Athletes undergo high-altitude training to improve their performance, especially when preparing for competitions. 

Also, the training helps to increase their fitness, muscular endurance, heart health, and even overall health.

So, most high-altitude training, such as mountain hikes, swimming, mountain biking, football playing, running, cycling, and so on, results in swelling in hands, fingers, and even feet. 

The reason is that as the elevation increases during your training, your heart starts to beat faster, you will become exposed to breathing thinner air, and your demand for oxygen increases. 

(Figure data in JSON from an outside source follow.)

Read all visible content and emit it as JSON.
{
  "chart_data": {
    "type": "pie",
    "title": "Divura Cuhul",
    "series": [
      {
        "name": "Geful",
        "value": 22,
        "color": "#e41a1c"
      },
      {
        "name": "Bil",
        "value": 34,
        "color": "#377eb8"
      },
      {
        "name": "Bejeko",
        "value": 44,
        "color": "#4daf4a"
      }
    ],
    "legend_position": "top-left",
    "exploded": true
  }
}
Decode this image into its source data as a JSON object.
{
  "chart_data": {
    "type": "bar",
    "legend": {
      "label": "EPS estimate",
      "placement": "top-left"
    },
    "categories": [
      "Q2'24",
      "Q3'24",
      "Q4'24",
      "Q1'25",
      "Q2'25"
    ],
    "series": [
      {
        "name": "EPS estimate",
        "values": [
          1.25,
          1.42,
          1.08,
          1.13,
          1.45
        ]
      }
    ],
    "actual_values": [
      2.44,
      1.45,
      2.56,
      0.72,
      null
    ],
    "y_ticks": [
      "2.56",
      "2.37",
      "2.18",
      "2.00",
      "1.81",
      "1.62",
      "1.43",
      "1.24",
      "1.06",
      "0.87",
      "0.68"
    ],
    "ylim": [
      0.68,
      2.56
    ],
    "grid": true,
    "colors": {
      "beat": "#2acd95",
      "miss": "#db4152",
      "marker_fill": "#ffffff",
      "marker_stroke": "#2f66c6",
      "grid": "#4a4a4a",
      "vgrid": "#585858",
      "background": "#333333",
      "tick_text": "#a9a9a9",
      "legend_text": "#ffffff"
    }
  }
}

Meanwhile, an increase in oxygen demand can cause you to lose water, resulting in dehydration. 

Dehydration makes your body, especially the extremities, i.e., your hands and toes, colder. 

Hence, changes within your blood vessels can eventually cause your fingers and, sometimes, your toes to swell.

Now, you may be wondering if training at high altitude is good; check out the table below to learn more about the pros and cons of high altitude.

Pros of High AltitudeCons of High Altitude 
It improves heart functionality.It causes insufficient blood flow 
High altitude improves endurance and performance.It can result in altitude sickness, such as nausea, weakness, dizziness, headache, loss of balance, etc.
It enhances muscle performanceIt affects the immune system
It increases red blood cells production It causes an unnecessary increase in red blood cells production 
The result of high altitude stays longer High altitude training causes dehydration

What to Do with Your Hands When Walking 

Walking may seem simple, but it requires you to be conscious as too much of it can lead to unwanted conditions, especially if you refuse to follow essential precautions.

Many people complain about their hands swelling when walking, which commonly happens among athletes, especially women. Your hands should also be busy as you’re walking.

Therefore, below are the things you need to do with your hands when walking: 

  • Swing your hands frequently. Perform forward and backward arm cycles as you’re walking.
  • Another thing you can do with your hands while walking is to put them inside your pockets.
  • In addition, you can carry a walking stick or hiking pole along; this is most effective when hiking.
  • Stretch your fingers and make a fist with your hands often.


Your fingers swell while walking for the following reasons: excessive water intake, walking in hot weather, blood circulation restrictions, etc.

Meanwhile, it’s something you can prevent from happening. Therefore, do well to follow the precautions mentioned in this article to avoid your fingers from swelling while walking.